Сперва я ничего не мог разобрать. Груда бумаги содержала не менее полутораста листов, заполненных не то чертами, которые любят иногда проводить дети на белом пространстве, не то каракулями взрослого человека, который учится писать. Расположив их кое-как в системе по внешнему виду и по имевшейся на отдельных страницах нумерации, я начал понимать, в чем дело, и мне стало сразу жутко. Листы, как оказалось, содержали все те же близкие Тантави сюжеты: собрания пословиц на египетском диалекте, образцы народных приветствий и песен, разные материалы по риторике, лексике, грамматике. Но все это было писано, очевидно, уже тогда, когда „паралич нижних конечностей“ стал распространяться на руку. Больно было смотреть, как постепенно владельцу ее приходилось вести все большую в большую войну с процессом письма.

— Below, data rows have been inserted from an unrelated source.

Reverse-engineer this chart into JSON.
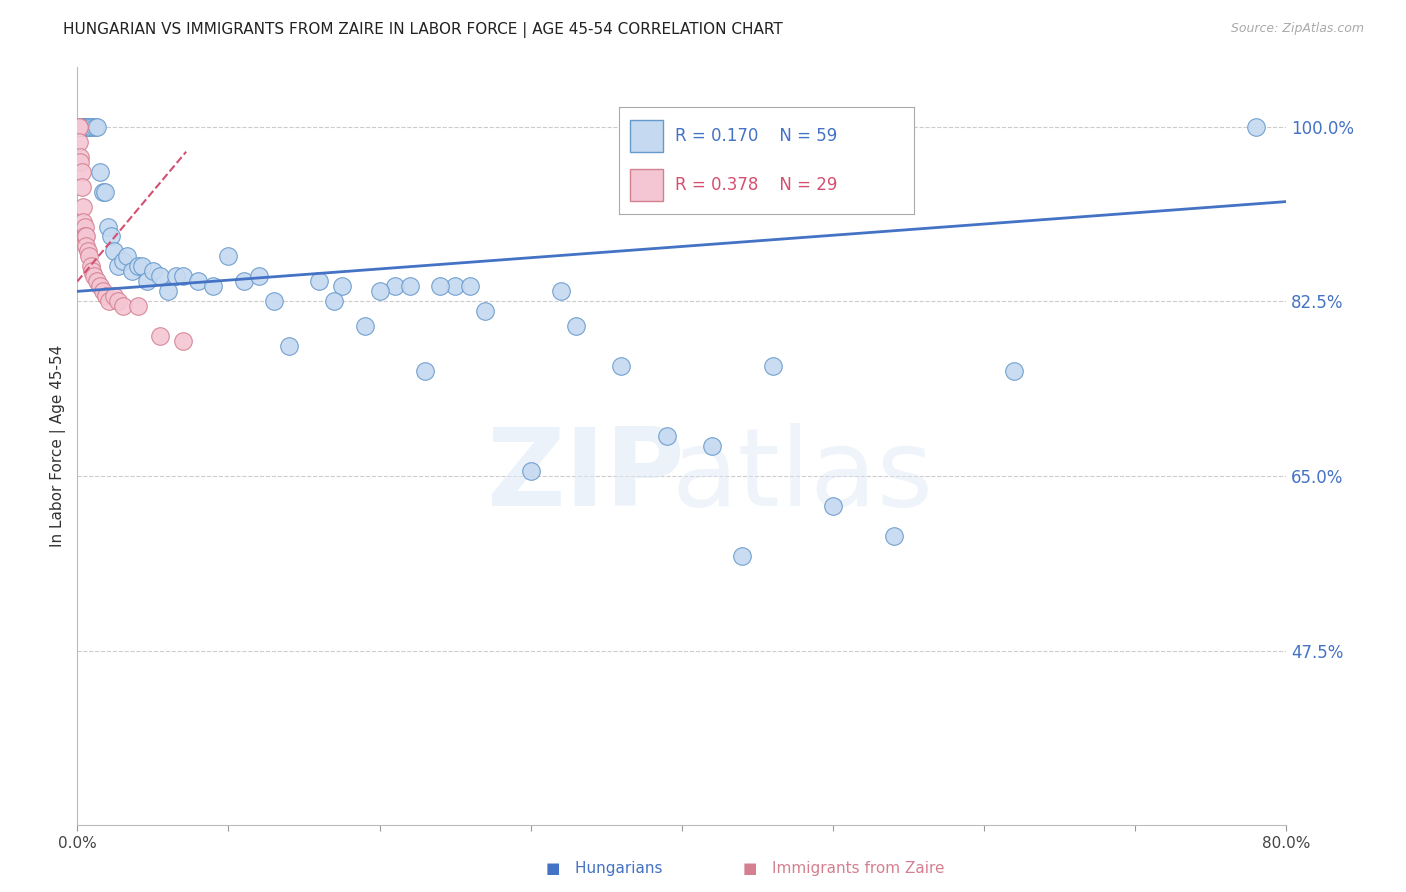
{
  "title": "HUNGARIAN VS IMMIGRANTS FROM ZAIRE IN LABOR FORCE | AGE 45-54 CORRELATION CHART",
  "source": "Source: ZipAtlas.com",
  "ylabel": "In Labor Force | Age 45-54",
  "xlim": [
    0.0,
    0.8
  ],
  "ylim": [
    0.3,
    1.06
  ],
  "yticks": [
    0.475,
    0.65,
    0.825,
    1.0
  ],
  "ytick_labels": [
    "47.5%",
    "65.0%",
    "82.5%",
    "100.0%"
  ],
  "xticks": [
    0.0,
    0.1,
    0.2,
    0.3,
    0.4,
    0.5,
    0.6,
    0.7,
    0.8
  ],
  "xtick_labels": [
    "0.0%",
    "",
    "",
    "",
    "",
    "",
    "",
    "",
    "80.0%"
  ],
  "blue_R": 0.17,
  "blue_N": 59,
  "pink_R": 0.378,
  "pink_N": 29,
  "blue_color": "#c5d9f0",
  "blue_edge": "#6699cc",
  "blue_line_color": "#4472c4",
  "pink_color": "#f4c6d4",
  "pink_edge": "#d48090",
  "pink_line_color": "#d45070",
  "background_color": "#ffffff",
  "grid_color": "#cccccc",
  "blue_line_x": [
    0.0,
    0.8
  ],
  "blue_line_y": [
    0.835,
    0.925
  ],
  "pink_line_x": [
    0.0,
    0.072
  ],
  "pink_line_y": [
    0.845,
    0.975
  ],
  "blue_x": [
    0.003,
    0.003,
    0.004,
    0.005,
    0.006,
    0.007,
    0.008,
    0.01,
    0.012,
    0.013,
    0.015,
    0.017,
    0.018,
    0.02,
    0.022,
    0.024,
    0.027,
    0.03,
    0.033,
    0.036,
    0.04,
    0.043,
    0.046,
    0.05,
    0.055,
    0.06,
    0.065,
    0.07,
    0.08,
    0.09,
    0.1,
    0.11,
    0.12,
    0.13,
    0.14,
    0.16,
    0.175,
    0.19,
    0.21,
    0.23,
    0.25,
    0.27,
    0.3,
    0.33,
    0.36,
    0.39,
    0.42,
    0.46,
    0.5,
    0.54,
    0.17,
    0.2,
    0.22,
    0.24,
    0.26,
    0.32,
    0.44,
    0.62,
    0.78
  ],
  "blue_y": [
    1.0,
    1.0,
    1.0,
    1.0,
    1.0,
    1.0,
    1.0,
    1.0,
    1.0,
    1.0,
    0.955,
    0.935,
    0.935,
    0.9,
    0.89,
    0.875,
    0.86,
    0.865,
    0.87,
    0.855,
    0.86,
    0.86,
    0.845,
    0.855,
    0.85,
    0.835,
    0.85,
    0.85,
    0.845,
    0.84,
    0.87,
    0.845,
    0.85,
    0.825,
    0.78,
    0.845,
    0.84,
    0.8,
    0.84,
    0.755,
    0.84,
    0.815,
    0.655,
    0.8,
    0.76,
    0.69,
    0.68,
    0.76,
    0.62,
    0.59,
    0.825,
    0.835,
    0.84,
    0.84,
    0.84,
    0.835,
    0.57,
    0.755,
    1.0
  ],
  "pink_x": [
    0.001,
    0.001,
    0.001,
    0.002,
    0.002,
    0.003,
    0.003,
    0.004,
    0.004,
    0.005,
    0.005,
    0.006,
    0.006,
    0.007,
    0.008,
    0.009,
    0.01,
    0.011,
    0.013,
    0.015,
    0.017,
    0.019,
    0.021,
    0.024,
    0.027,
    0.03,
    0.04,
    0.055,
    0.07
  ],
  "pink_y": [
    1.0,
    1.0,
    0.985,
    0.97,
    0.965,
    0.955,
    0.94,
    0.92,
    0.905,
    0.9,
    0.89,
    0.89,
    0.88,
    0.875,
    0.87,
    0.86,
    0.855,
    0.85,
    0.845,
    0.84,
    0.835,
    0.83,
    0.825,
    0.83,
    0.825,
    0.82,
    0.82,
    0.79,
    0.785
  ]
}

Перо или калам не слушались его, втыкаясь в бумагу при каждом движении; рука старалась выводить арабскую или русскую букву, но вместо этого вдруг судорожно дергалась и какая-то фантастическая изломанная черта пробегала чуть не по всей странице. Материал везде был живой и интересный, но если первые листы еще поддавались, хотя с трудом, разбору, то дальше дело шло все хуже и хуже: временами буквы сливались в какую-то стенографическую линию или напоминали писание слепого, которому в руку дали лучину, обмазанную краской. И так продолжалось на протяжении десятков листов; красноречиво и страшно они говорили о том, как упорно цеплялся Тантави за призрачную возможность вести умственную работу, от которой его живую, не сдававшуюся натуру отрывали свои собственные немеющие руки. Если в рассказах современников можно найти тему для романа о Тантави, то эти листы говорили о тяжелой трагедии его догоравшего существования, которое под занавес вспыхнуло зловещим „антоновым огнем“ гангрены. Так рукописи открыли мне все картины этой житейской драмы, которая началась в маленькой египетской деревушке, развернулась в центрах арабской науки Танте и Каире, перешла в столицу России С.-Петербург и запечатлена могильной плитой на Волковом кладбище.